Dans les CV de ceux qui s'affichent CDO (que l'on peut chercher sur LinkedIn par exemple) on trouve beaucoup de personnes qui viennent du e-commerce ou du marketing digital. Dans les secteurs les premiers transformés par internet, que sont la distribution, le transport-tourisme et les médias. Mais peu de DSI.

Et dans les grands groupes, le CDO est certainement aussi le reflet d'une lute d'influence bien normale entre Directions, voire entre Directeurs. Surtout si ce poste temporaire peut mener au somment de l'entreprise, devenue numérique.

Et la DSI dans tout ça?

Et bien déjà, si le ou la DSI n'est pas au Comex, la question du CDO à la DSI ne se pose même pas. Or c'est le cas de 3/4 des DSI selon les diverses statistiques... 
D'ailleurs, est-ce que le CDO n'est pas un réchauffé de la question récurrente du DSI au Comex?

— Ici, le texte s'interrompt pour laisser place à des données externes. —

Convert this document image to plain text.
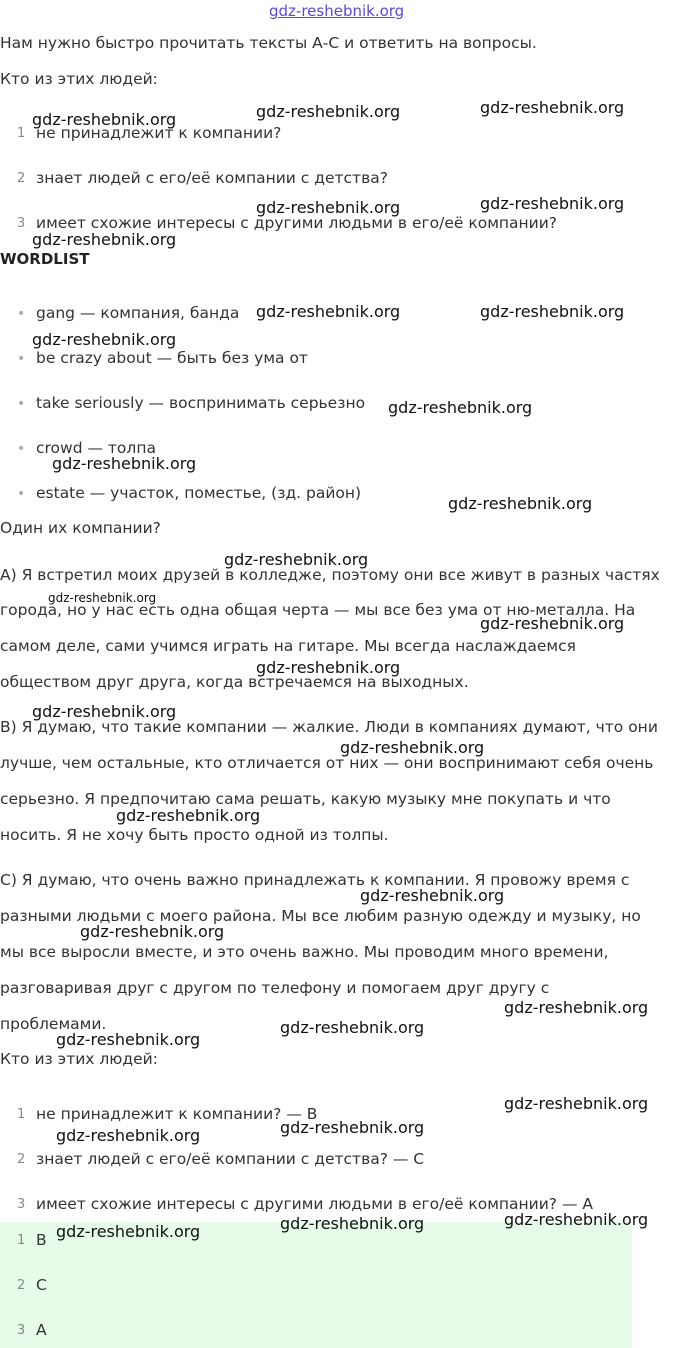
gdz-reshebnik.org
Нам нужно быстро прочитать тексты А-С и ответить на вопросы.
Кто из этих людей:
1 не принадлежит к компании?
2 знает людей с его/её компании с детства?
3 имеет схожие интересы с другими людьми в его/её компании?
WORDLIST
• gang — компания, банда
• be crazy about — быть без ума от
• take seriously — воспринимать серьезно
• crowd — толпа
• estate — участок, поместье, (зд. район)
Один их компании?
A) Я встретил моих друзей в колледже, поэтому они все живут в разных частях
города, но у нас есть одна общая черта — мы все без ума от ню-металла. На
самом деле, сами учимся играть на гитаре. Мы всегда наслаждаемся
обществом друг друга, когда встречаемся на выходных.
B) Я думаю, что такие компании — жалкие. Люди в компаниях думают, что они
лучше, чем остальные, кто отличается от них — они воспринимают себя очень
серьезно. Я предпочитаю сама решать, какую музыку мне покупать и что
носить. Я не хочу быть просто одной из толпы.
C) Я думаю, что очень важно принадлежать к компании. Я провожу время с
разными людьми с моего района. Мы все любим разную одежду и музыку, но
мы все выросли вместе, и это очень важно. Мы проводим много времени,
разговаривая друг с другом по телефону и помогаем друг другу с
проблемами.
Кто из этих людей:
1 не принадлежит к компании? — B
2 знает людей с его/её компании с детства? — C
3 имеет схожие интересы с другими людьми в его/её компании? — A
1 B
2 C
3 A
gdz-reshebnik.org	gdz-reshebnik.org	gdz-reshebnik.org
gdz-reshebnik.org	gdz-reshebnik.org
gdz-reshebnik.org
gdz-reshebnik.org	gdz-reshebnik.org
gdz-reshebnik.org
gdz-reshebnik.org
gdz-reshebnik.org
gdz-reshebnik.org
gdz-reshebnik.org
gdz-reshebnik.org
gdz-reshebnik.org
gdz-reshebnik.org
gdz-reshebnik.org
gdz-reshebnik.org
gdz-reshebnik.org
gdz-reshebnik.org
gdz-reshebnik.org
gdz-reshebnik.org
gdz-reshebnik.org
gdz-reshebnik.org
gdz-reshebnik.org
gdz-reshebnik.org
gdz-reshebnik.org
gdz-reshebnik.org
gdz-reshebnik.org
gdz-reshebnik.org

Ensuite il parait évident que le SI est là pour durer. Et même quand on aimerait en avoir un "tout neuf", on doit toujours gérer le "legacy" dont on a hérité (ou que l'on a créé...). Or pour GreenSI, le rôle de CDO est temporaire. Donc si le DSI devient CDO, c'est en plus de ses fonctions de pilotage et de gouvernance du SI, car elles ne disparaissent pas.
 
Ou alors, il doit recruter un "DSI technique" (un CTO?) pour reprendre ce pilotage et pouvoir de concentrer sur l'animation de la transformation numérique de son entreprise, avec un atout certain quand il a un bagage métier et marketing. C'est pour GreenSI le scénario le plus réaliste, mais qui sera réservé a peu d'élus.

Oubliez donc le CDO, on en parlera même plus dans 3 ans. D'ailleurs GreenSI a rapidement rejoint le diner de la remise du prix des DSI de l'année, par la revue ITforBusiness, qui se tenait le même soir. Car il semble que le rôle du DSI est toujours aussi essentiel pour la transformation numérique.

C'est Stéphane Kersulerc, DSI du Club Méditerranée, au coeur de la transformation numérique du secteur du tourisme, qui a su faire évoluer la proposition de la DSI. Elle s'est retrouvée "à la manoeuvre pour aider à intégrer le numérique dans tous les processus afin d'obtenir un système efficace et agile au service de l'expérience client". Ce n'est pas GreenSI qui le dit mais Henri Giscard d'Estaing, le PDG du Club Méditerranée.

Si vous lisez GreenSI, vous savez que ce qui est important, c'est la transformation du SI, pour contribuer a la construction de l'entreprise numérique. Et cette construction passe au moins par l'architecture, les données, et l'agilité (voir La guerre des CIOs). Trois domaines où la DSI, en relation avec les métiers, est totalement légitime, et a priori, n'a pas besoin de trois lettres de plus sur sa carte de visite.

Alors oublions-les, et poursuivons la transformation!